Excellent analysis. Appreciate the work. I'm sure I won't be the only one on this board that says this but ... I'm not sure I agree with your assertion that these hitters need to be less aggressive at the plate. If there is one common theme on the baseball board (and by common "theme" I mean complaint), it is the approach at the plate. Other than JM being too old to drive himself to the park, let alone coach this team, the passive hitting approach is the most discussed thing on this board the last few years. Oh yeah, and the crappy base running, but I digress. Most people on here (myself included), have lost handfuls of hair (albeit pulling it out ourselves) as we watch these guys take pitch after pitch and then strike out with the bat on their shoulders. If there is a stat for striking out looking, I swear to God Miami has to lead ... by a lot. Maybe this series was different and I just didn't notice, but it feels like it's been that way forever.
What is your take on that? Are we all making more of that than really exists (crazy questions because I know Canes fans NEVER do that ... can you hear the laughter as I type that?) or is it just a recent trend that these freshman are finally putting to an end?
 
Excellent analysis. Appreciate the work. I'm sure I won't be the only one on this board that says this but ... I'm not sure I agree with your assertion that these hitters need to be less aggressive at the plate. If there is one common theme on the baseball board (and by common "theme" I mean complaint), it is the approach at the plate. Other than JM being too old to drive himself to the park, let alone coach this team, the passive hitting approach is the most discussed thing on this board the last few years. Oh yeah, and the crappy base running, but I digress. Most people on here (myself included), have lost handfuls of hair (albeit pulling it out ourselves) as we watch these guys take pitch after pitch and then strike out with the bat on their shoulders. If there is a stat for striking out looking, I swear to God Miami has to lead ... by a lot. Maybe this series was different and I just didn't notice, but it feels like it's been that way forever.
What is your take on that? Are we all making more of that than really exists (crazy questions because I know Canes fans NEVER do that ... can you hear the laughter as I type that?) or is it just a recent trend that these freshman are finally putting to an end?

What you're saying here is a good discussion piece. Taking called third strikes is not a case of being patient, that's just something you shouldn't do. I can include that number in my upcoming data post that talks about where the Canes are after one month into the season.

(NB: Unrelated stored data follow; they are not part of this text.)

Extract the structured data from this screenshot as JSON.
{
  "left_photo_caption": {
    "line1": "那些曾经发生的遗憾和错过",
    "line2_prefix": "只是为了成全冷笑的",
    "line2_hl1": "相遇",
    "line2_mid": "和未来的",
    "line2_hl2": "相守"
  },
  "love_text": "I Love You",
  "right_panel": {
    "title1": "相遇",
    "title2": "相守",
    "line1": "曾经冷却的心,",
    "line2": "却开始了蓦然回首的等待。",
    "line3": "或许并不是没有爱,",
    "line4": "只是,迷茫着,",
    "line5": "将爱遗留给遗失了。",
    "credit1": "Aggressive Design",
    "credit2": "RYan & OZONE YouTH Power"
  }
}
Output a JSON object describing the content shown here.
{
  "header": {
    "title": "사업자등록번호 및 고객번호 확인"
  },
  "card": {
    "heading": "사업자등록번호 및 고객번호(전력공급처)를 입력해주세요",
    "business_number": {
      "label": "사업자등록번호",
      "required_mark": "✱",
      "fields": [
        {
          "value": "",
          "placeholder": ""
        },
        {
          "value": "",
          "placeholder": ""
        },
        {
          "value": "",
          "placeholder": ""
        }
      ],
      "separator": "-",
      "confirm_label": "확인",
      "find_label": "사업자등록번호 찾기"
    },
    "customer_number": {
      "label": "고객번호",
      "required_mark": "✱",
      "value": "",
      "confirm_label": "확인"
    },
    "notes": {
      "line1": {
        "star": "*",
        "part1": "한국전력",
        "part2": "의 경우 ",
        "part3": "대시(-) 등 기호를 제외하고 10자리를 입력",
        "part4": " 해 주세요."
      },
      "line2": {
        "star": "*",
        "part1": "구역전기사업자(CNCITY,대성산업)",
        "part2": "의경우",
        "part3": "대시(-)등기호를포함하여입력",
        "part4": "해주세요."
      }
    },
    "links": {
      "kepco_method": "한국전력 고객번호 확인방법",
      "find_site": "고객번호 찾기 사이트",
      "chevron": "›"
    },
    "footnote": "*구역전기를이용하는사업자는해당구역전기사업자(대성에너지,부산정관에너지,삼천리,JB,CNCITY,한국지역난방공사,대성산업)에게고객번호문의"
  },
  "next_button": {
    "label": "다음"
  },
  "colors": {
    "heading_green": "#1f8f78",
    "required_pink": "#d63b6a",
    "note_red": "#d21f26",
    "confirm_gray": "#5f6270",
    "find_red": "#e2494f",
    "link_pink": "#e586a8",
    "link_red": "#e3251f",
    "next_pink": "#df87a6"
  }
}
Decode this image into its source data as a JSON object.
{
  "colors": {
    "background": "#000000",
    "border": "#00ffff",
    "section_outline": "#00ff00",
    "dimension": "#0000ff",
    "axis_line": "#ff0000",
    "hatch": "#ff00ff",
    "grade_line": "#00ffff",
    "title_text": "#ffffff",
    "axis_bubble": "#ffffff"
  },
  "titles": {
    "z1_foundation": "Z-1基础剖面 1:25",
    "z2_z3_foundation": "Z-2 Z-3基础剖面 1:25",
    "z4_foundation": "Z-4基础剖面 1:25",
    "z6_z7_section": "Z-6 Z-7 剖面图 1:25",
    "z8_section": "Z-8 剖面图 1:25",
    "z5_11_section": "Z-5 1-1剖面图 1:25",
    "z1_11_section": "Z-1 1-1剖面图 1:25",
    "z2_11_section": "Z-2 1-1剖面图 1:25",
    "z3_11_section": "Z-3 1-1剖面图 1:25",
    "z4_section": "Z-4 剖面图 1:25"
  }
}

My point is the approach is lacking. The walk percentage of our team is dead last in the ACC. It is 7.4% and the next closest is 8.3% from Georgia Tech. Having that be the team that is next is a perfect thing for my point; they are also third in the ACC in OBP and first in wOBA. Some of that is because they have been fairly fortunate (.361 BABIP), but mostly because when they do swing the bat they are hitting the ball hard. You don't have to just stand there to walk, or to get on-base, but it's the approach that is such a problem.

Miami is last in BB percentage, last in OBP, 10th in slugging, 6th in BABIP. In all honesty, we've been a tad lucky with the bats given our overall hitting profile.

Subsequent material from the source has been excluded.